Revisiting the form of dead time corrections for neutron coincidence counting

A standard nondestructive assay technique for determining the mass of plutonium in an item is passive neutron coincidence counting. In passive neutron coincidence counting, the dead time or rate loss corrections for the singles and doubles neutron counting rates are routinely made using empirical relationships that are based on the design and performance of the individual counter used to make the measurements. The empirical methods were developed ahead of any supporting theory for dead time losses and have worked well to date for the majority of safeguards measurement scenarios. Modern applications using highly efficient systems with short neutron lifetimes together with the challenges posed by highly multiplying items mean dead time corrections of higher fidelity are needed. While many attempts have been made to develop dead time corrections that are based on the physical principles of the measurements being performed, these corrections have often been found to be difficult to implement in a real system.
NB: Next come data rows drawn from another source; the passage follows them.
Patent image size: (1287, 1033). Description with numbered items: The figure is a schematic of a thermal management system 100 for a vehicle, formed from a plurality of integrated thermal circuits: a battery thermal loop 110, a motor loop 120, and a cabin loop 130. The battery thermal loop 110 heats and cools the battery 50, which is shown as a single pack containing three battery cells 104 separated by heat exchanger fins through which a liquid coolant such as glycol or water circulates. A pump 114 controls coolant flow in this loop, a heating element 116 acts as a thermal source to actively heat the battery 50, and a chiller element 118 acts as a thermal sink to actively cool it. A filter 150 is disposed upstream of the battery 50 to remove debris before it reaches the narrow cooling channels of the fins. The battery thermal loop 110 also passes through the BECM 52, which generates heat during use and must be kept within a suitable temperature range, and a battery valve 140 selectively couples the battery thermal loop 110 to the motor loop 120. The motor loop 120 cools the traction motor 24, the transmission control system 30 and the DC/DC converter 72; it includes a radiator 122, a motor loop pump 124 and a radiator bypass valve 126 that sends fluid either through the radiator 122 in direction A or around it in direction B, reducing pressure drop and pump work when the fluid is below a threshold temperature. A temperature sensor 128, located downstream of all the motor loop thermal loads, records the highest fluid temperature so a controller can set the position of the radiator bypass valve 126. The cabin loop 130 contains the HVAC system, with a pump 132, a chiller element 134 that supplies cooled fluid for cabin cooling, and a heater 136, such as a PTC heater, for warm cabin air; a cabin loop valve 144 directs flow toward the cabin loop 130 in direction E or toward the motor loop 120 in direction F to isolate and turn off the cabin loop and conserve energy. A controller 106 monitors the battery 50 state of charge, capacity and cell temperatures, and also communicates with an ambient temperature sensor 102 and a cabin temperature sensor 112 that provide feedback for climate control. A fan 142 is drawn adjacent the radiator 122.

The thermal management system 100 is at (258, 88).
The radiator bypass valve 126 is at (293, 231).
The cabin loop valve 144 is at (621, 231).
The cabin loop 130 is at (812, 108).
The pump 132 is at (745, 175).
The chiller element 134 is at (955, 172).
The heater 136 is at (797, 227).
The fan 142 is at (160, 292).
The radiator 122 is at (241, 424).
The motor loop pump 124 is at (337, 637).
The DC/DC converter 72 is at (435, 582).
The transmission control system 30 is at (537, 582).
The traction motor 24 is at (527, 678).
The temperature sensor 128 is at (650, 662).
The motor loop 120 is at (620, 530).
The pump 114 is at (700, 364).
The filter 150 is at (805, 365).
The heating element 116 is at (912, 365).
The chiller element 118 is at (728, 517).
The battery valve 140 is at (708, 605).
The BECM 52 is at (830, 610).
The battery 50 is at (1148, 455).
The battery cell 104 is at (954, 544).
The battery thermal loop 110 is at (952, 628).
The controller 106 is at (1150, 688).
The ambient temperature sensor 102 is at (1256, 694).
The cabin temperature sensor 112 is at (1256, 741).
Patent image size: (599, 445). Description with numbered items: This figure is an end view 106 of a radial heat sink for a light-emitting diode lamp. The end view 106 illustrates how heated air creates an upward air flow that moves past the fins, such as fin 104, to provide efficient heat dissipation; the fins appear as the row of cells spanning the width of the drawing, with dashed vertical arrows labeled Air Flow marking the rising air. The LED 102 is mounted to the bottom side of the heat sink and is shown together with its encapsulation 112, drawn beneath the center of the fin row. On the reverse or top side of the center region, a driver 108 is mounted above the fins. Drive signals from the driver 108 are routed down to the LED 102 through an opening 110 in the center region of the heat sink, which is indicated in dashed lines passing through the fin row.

For instance, Matthes and Haas developed an approach in 1985 which did not gain favor largely because the form of the doubles correction apparently required numerical integration which was difficult to implement with the computer technology of that time. A recent review into the approach that was developed by Matthes and Haas has determined that a straightforward analytical expression can be derived for the doubles correction that is similar to the singles rate correction that was developed in their original work. An analysis of the expressions is presented here to show how they relate to the traditional empirical methods. Further, we illustrate their implications and limitations. For instance the empirical methods do not address within burst losses i.e. rate related losses due to the correlated neutron bursts from fission, whereas the Matthes and Hass expression for singles counting does exhibit such an effect.